Friday, 25 April 2014

Julia's Eyes

Before you ask (and I’m sure you have done, what with the film’s poster hardly trying to avoid the comparison), Julia’s Eyes is not The Orphanage II. Whereas the credits remain the same (Guillermo del Toro ‘presents’ the film and Belén Rueda takes the lead role), this is not the supernatural ghost story that del Toro’s previous film was – this is a bang-for-your-buck Friday night thriller, and not a bad one at that.

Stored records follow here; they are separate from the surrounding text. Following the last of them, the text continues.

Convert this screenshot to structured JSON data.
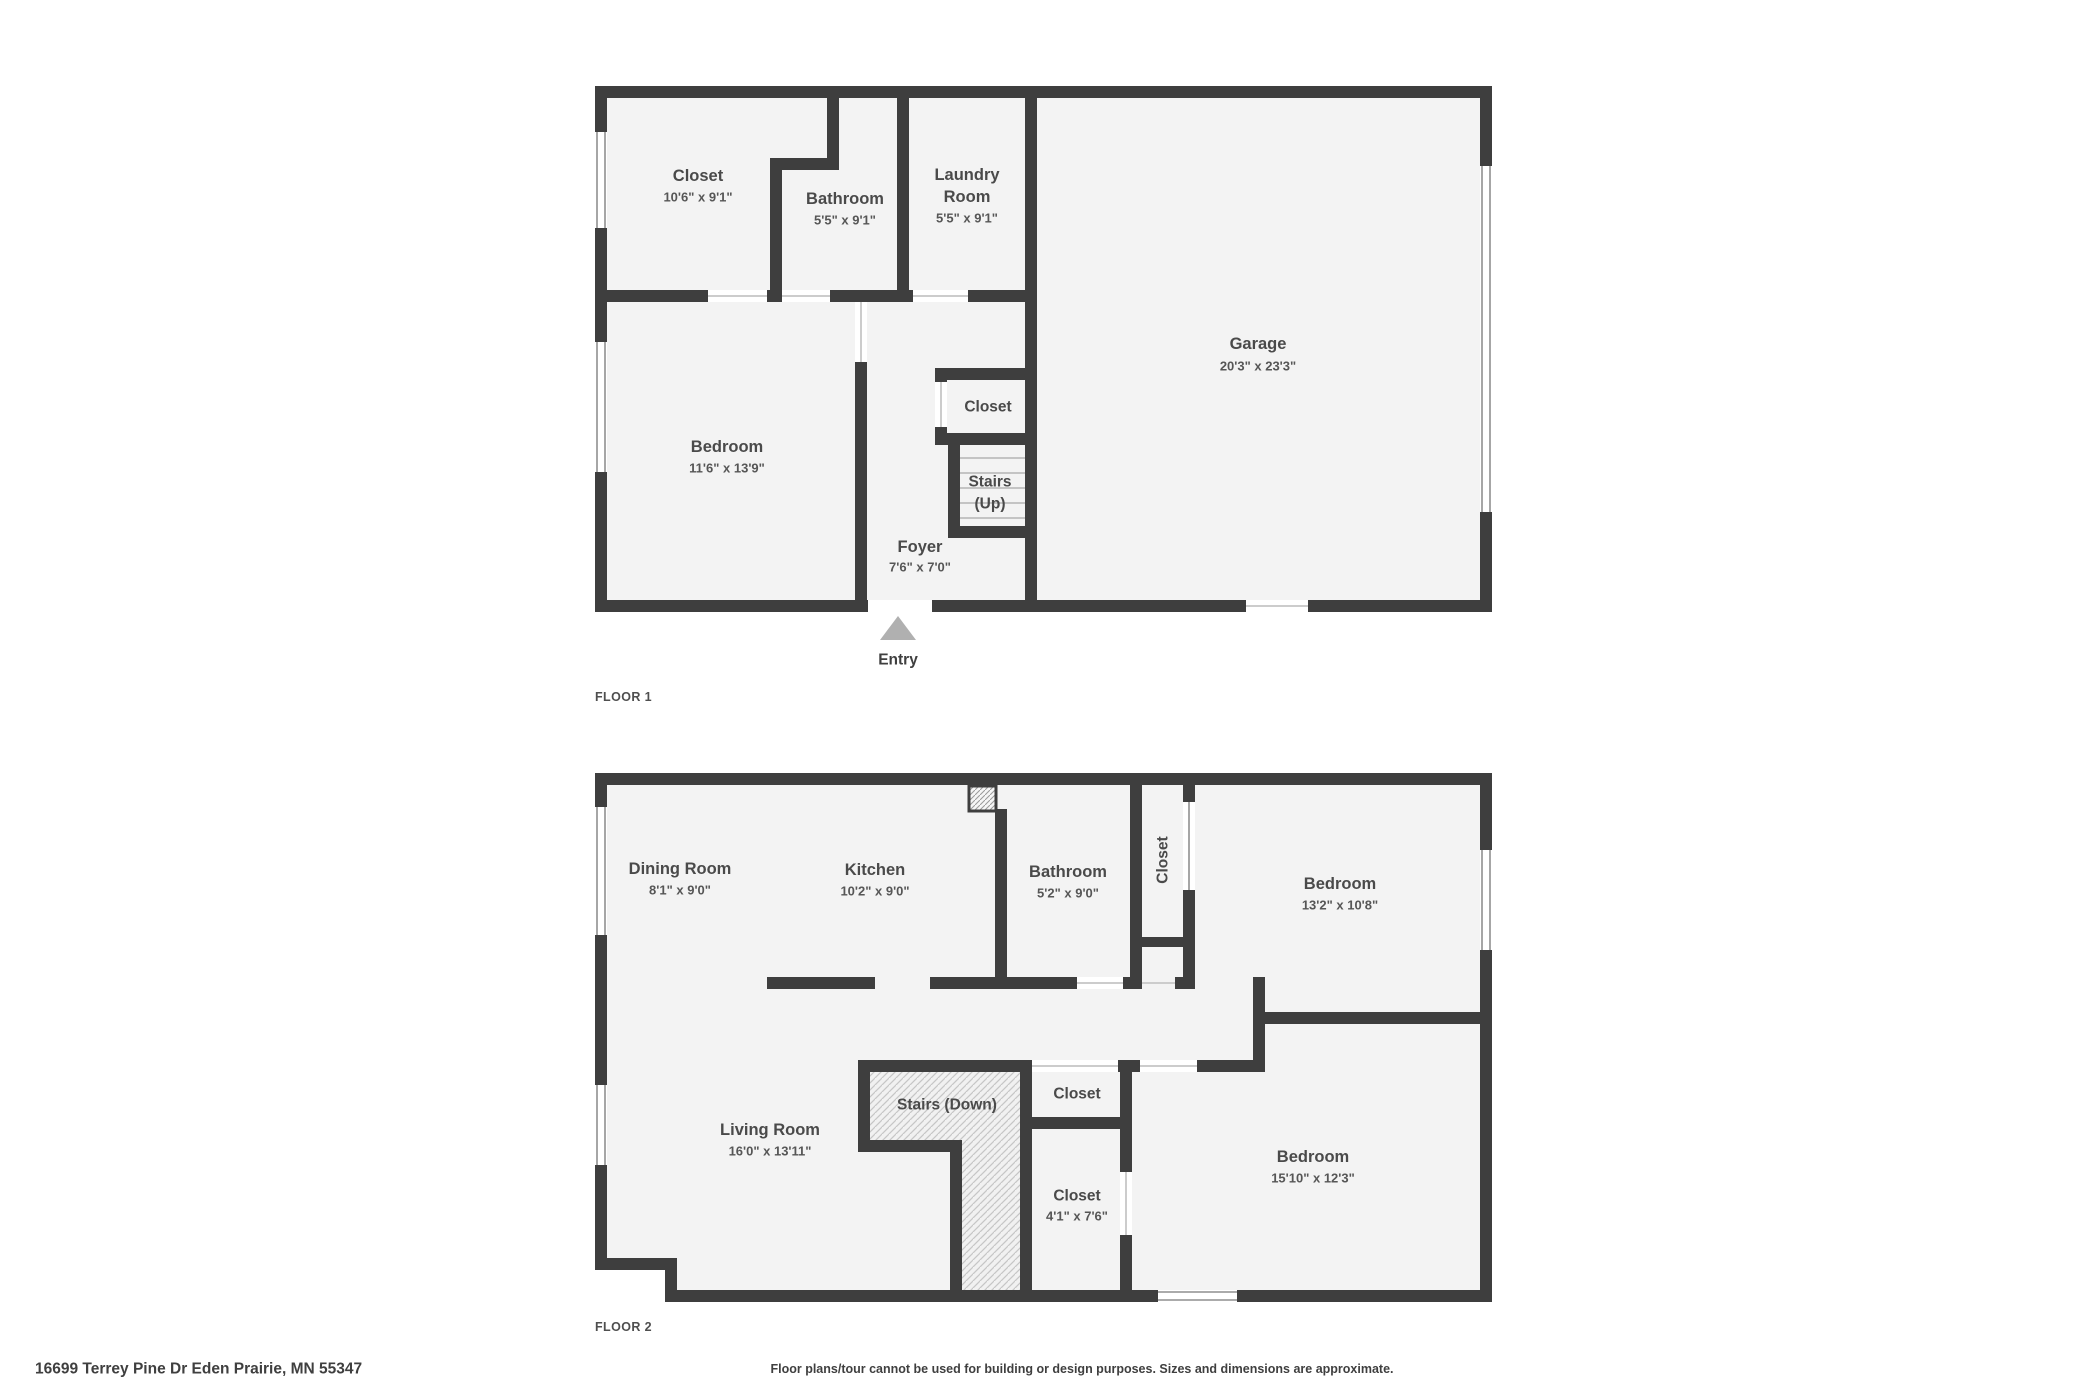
{
  "floor1": {
    "label": "FLOOR 1",
    "entry_label": "Entry",
    "rooms": {
      "closet": {
        "name": "Closet",
        "dims": "10'6\" x 9'1\""
      },
      "bathroom": {
        "name": "Bathroom",
        "dims": "5'5\" x 9'1\""
      },
      "laundry": {
        "name_line1": "Laundry",
        "name_line2": "Room",
        "dims": "5'5\" x 9'1\""
      },
      "garage": {
        "name": "Garage",
        "dims": "20'3\" x 23'3\""
      },
      "bedroom": {
        "name": "Bedroom",
        "dims": "11'6\" x 13'9\""
      },
      "closet_middle": {
        "name": "Closet"
      },
      "stairs": {
        "name_line1": "Stairs",
        "name_line2": "(Up)"
      },
      "foyer": {
        "name": "Foyer",
        "dims": "7'6\" x 7'0\""
      }
    }
  },
  "floor2": {
    "label": "FLOOR 2",
    "rooms": {
      "dining": {
        "name": "Dining Room",
        "dims": "8'1\" x 9'0\""
      },
      "kitchen": {
        "name": "Kitchen",
        "dims": "10'2\" x 9'0\""
      },
      "bathroom": {
        "name": "Bathroom",
        "dims": "5'2\" x 9'0\""
      },
      "closet_column": {
        "name": "Closet"
      },
      "bedroom_top": {
        "name": "Bedroom",
        "dims": "13'2\" x 10'8\""
      },
      "living": {
        "name": "Living Room",
        "dims": "16'0\" x 13'11\""
      },
      "stairs": {
        "name": "Stairs (Down)"
      },
      "closet_small": {
        "name": "Closet"
      },
      "closet_lower": {
        "name": "Closet",
        "dims": "4'1\" x 7'6\""
      },
      "bedroom_bottom": {
        "name": "Bedroom",
        "dims": "15'10\" x 12'3\""
      }
    }
  },
  "footer": {
    "address": "16699 Terrey Pine Dr Eden Prairie, MN 55347",
    "disclaimer": "Floor plans/tour cannot be used for building or design purposes. Sizes and dimensions are approximate."
  },
  "colors": {
    "wall": "#3e3e3e",
    "room_fill": "#f3f3f3",
    "entry_arrow": "#b0b0b0",
    "label_text": "#4a4a4a"
  }
}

Rueda’s Julia – here playing dual roles as twin sisters – suffers from a degenerative eye condition, her sight deteriorating in the same way her sister Sarah’s did. With Sarah committing suicide within the opening five minutes (it’s no spoiler!), and with no warning that she was suicidal, it falls on Julia and her husband to solve the mystery of why she felt the need to take her own life. With the suspicion of someone else being involved in the suicide, an elderly neighbour with further details of Sarah’s private life to thicken the plot, and a too-good-to-be-true care worker who ends up looking after Julia once her eyesight is lost, there almost seems too many loose ends to tie up at around the halfway mark; you’re left wondering how the film might find the room to join the dots and pull it all together. But it does – just – and it’s the film’s relentless pace that keeps the rug firmly pulled from under you at all times.

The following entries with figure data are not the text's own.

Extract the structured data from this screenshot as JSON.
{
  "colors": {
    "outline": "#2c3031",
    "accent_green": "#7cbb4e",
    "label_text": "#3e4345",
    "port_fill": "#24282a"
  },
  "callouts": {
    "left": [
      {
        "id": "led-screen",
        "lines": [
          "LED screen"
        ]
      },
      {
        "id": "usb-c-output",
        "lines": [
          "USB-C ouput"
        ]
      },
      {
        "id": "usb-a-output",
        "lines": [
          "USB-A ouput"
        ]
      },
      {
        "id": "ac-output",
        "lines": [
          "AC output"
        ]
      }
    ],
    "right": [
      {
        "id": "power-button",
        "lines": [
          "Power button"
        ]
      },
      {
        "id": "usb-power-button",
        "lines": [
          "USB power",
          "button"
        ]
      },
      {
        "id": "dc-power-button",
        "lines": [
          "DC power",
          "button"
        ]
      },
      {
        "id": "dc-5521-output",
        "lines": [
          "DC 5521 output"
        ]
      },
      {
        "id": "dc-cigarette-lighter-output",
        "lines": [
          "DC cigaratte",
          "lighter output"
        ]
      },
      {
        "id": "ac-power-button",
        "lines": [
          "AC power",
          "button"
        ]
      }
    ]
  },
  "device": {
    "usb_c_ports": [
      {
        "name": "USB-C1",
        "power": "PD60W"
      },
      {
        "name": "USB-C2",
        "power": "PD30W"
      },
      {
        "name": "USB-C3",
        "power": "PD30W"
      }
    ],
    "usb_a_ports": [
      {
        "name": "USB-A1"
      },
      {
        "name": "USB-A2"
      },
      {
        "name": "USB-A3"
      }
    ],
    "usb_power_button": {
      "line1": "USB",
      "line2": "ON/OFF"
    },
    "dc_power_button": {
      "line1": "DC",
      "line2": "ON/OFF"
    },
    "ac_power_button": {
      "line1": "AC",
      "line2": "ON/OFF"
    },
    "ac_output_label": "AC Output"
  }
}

Julia’s Eyes owes a great debt to a vast number of thrillers and whodunits, with a myriad influences and references firmly worn on its sleeve. Though the one that sprung to mind for me was Mute Witness, Anthony Waller’s 1994 horror-thriller about a mute special effects make-up artist bearing witness to a supposed murder on the film set she’s working on. Admittedly the comparisons are often only cosmetic, but when one protagonist can’t speak and the other can’t see, it’s not hard to draw parallels between the two. The American remake of Mute Witness is also just around the corner, something no doubt destined for Julia’s Eyes in the not too distant future.

The film looks great, Rueda is great, and as far as a good night out at the flicks goes, it does exactly what it says on the tin. The only real criticism I can level at it (and this goes for Mute Witness too) is that one has to suspend one’s disbelief a little too often; convenient meet-cutes (with a horror twist) and slightly dubious character connections start to stretch the realms of plausibility as the climax looms. That said, the fact that the film relies a little too heavily on the umpteen twists and turns of its plot is arguably part of its charm, and may well leave you hungry for a second viewing.